Bailey is glad the pressure's off
SARATOGA SPRINGS, N.Y. -- The New York Racing Association will pay homage to Saratoga's all-time winningest rider with a "Salute to Jerry Bailey" ceremony following Sunday's fifth race.
Among the activities planned are a three-minute video tribute with some of Bailey's greatest Spa rides, a presentation of a special gift from NYRA, speeches by trainer Bill Mott and jockey Angel Cordero Jr., and the unveiling of a new Choco Jocko Bailey ice cream.
Following the ceremony, Bailey will sign copies of a poster produced by Daily Racing Form. There is a $5 charge for the autograph, with the proceeds going to Anna House, a day-care center for backstretch employees that is located on the Belmont Park backside. Fans who pay for the autograph will also get a Bailey bobblehead doll.
Bailey, 48, won 693 races at Saratoga and won the riding title here seven times.
Bailey retired from race riding in late January and has started a new career as a racing analyst for ESPN and ABC Sports. Bailey was in Chicago for Saturday's ABC telecast of the Arlington Million, and was scheduled to fly back to Saratoga on Saturday night.
Bailey admitted that opening day of the Saratoga meet was the first time he missed riding. Bailey has spent the summer in Saratoga with his wife, Suzee, and son, Justin, but he said he has been an infrequent visitor to races here.
"I've kind of gotten through it," Bailey said Friday from Chicago. "I look at the [jockey] standings and I see that they're spread out pretty well, nobody's running away with it. I don't have any illusions that I'd be in front. I know the stress these guys have to go through every day to be at their very best, and that made me really absorb the fact that I don't miss the pressure. I did put a lot of pressure on myself to be perfect at Saratoga every race."

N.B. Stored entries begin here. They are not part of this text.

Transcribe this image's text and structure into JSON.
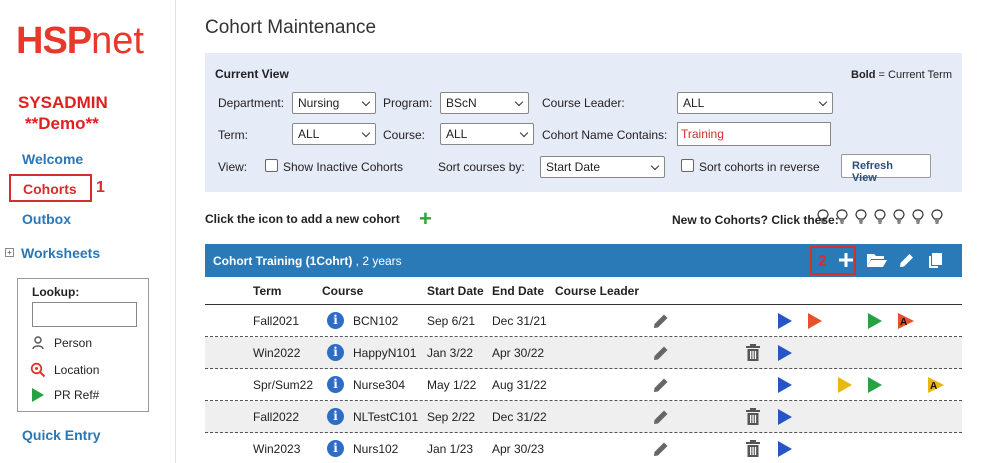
{
  "sidebar": {
    "logo_main": "HSP",
    "logo_net": "net",
    "user": "SYSADMIN",
    "env": "**Demo**",
    "nav": {
      "welcome": "Welcome",
      "cohorts": "Cohorts",
      "outbox": "Outbox",
      "worksheets": "Worksheets",
      "quick_entry": "Quick Entry"
    },
    "annotation_1": "1",
    "lookup": {
      "title": "Lookup:",
      "input_value": "",
      "person": "Person",
      "location": "Location",
      "pr_ref": "PR Ref#"
    }
  },
  "main": {
    "title": "Cohort Maintenance",
    "current_view": {
      "title": "Current View",
      "note_bold": "Bold",
      "note_rest": " = Current Term",
      "department_label": "Department:",
      "department_value": "Nursing",
      "program_label": "Program:",
      "program_value": "BScN",
      "course_leader_label": "Course Leader:",
      "course_leader_value": "ALL",
      "term_label": "Term:",
      "term_value": "ALL",
      "course_label": "Course:",
      "course_value": "ALL",
      "cohort_name_label": "Cohort Name Contains:",
      "cohort_name_value": "Training",
      "view_label": "View:",
      "show_inactive_label": "Show Inactive Cohorts",
      "sort_courses_label": "Sort courses by:",
      "sort_courses_value": "Start Date",
      "sort_reverse_label": "Sort cohorts in reverse",
      "refresh_button": "Refresh View"
    },
    "add_cohort_text": "Click the icon to add a new cohort",
    "new_to_cohorts_text": "New to Cohorts? Click these:",
    "cohort_bar": {
      "name": "Cohort Training (1Cohrt)",
      "suffix": " , 2 years",
      "annotation_2": "2"
    },
    "table": {
      "headers": {
        "term": "Term",
        "course": "Course",
        "start": "Start Date",
        "end": "End Date",
        "leader": "Course Leader"
      },
      "rows": [
        {
          "term": "Fall2021",
          "course": "BCN102",
          "start": "Sep 6/21",
          "end": "Dec 31/21"
        },
        {
          "term": "Win2022",
          "course": "HappyN101",
          "start": "Jan 3/22",
          "end": "Apr 30/22"
        },
        {
          "term": "Spr/Sum22",
          "course": "Nurse304",
          "start": "May 1/22",
          "end": "Aug 31/22"
        },
        {
          "term": "Fall2022",
          "course": "NLTestC101",
          "start": "Sep 2/22",
          "end": "Dec 31/22"
        },
        {
          "term": "Win2023",
          "course": "Nurs102",
          "start": "Jan 1/23",
          "end": "Apr 30/23"
        }
      ]
    }
  },
  "colors": {
    "brand_red": "#e8382c",
    "link_blue": "#2a77b5",
    "bar_blue": "#2a7ab8",
    "add_green": "#2fa43a",
    "play_blue": "#2456c6",
    "play_red": "#e8502c",
    "play_green": "#27a243",
    "play_yellow": "#e8b90c"
  },
  "icons": [
    "search-icon",
    "person-icon",
    "location-icon",
    "play-icon",
    "plus-icon",
    "folder-icon",
    "pencil-icon",
    "copy-icon",
    "lightbulb-icon",
    "info-icon",
    "trash-icon"
  ]
}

Though Bailey won five races on Whitney Day in 1997, and has won countless graded stakes including the Travers three times, his fondest Saratoga memory came on July 27, 2002, when in a 71-minute period he won the Grade 2 Diana and Grade 1 Test, each by a nose for trainer Bobby Frankel.
"I felt maybe my rides made the difference both times - huge races, short margins," Bailey said. "What might not be so well known is the fact my performance for Frankel greatly influenced his decision as to who would ride Medaglia d'Oro [in the Travers]."
Bailey wound up winning the Travers on Medaglia d'Oro, one of 11 stakes he won here that meet.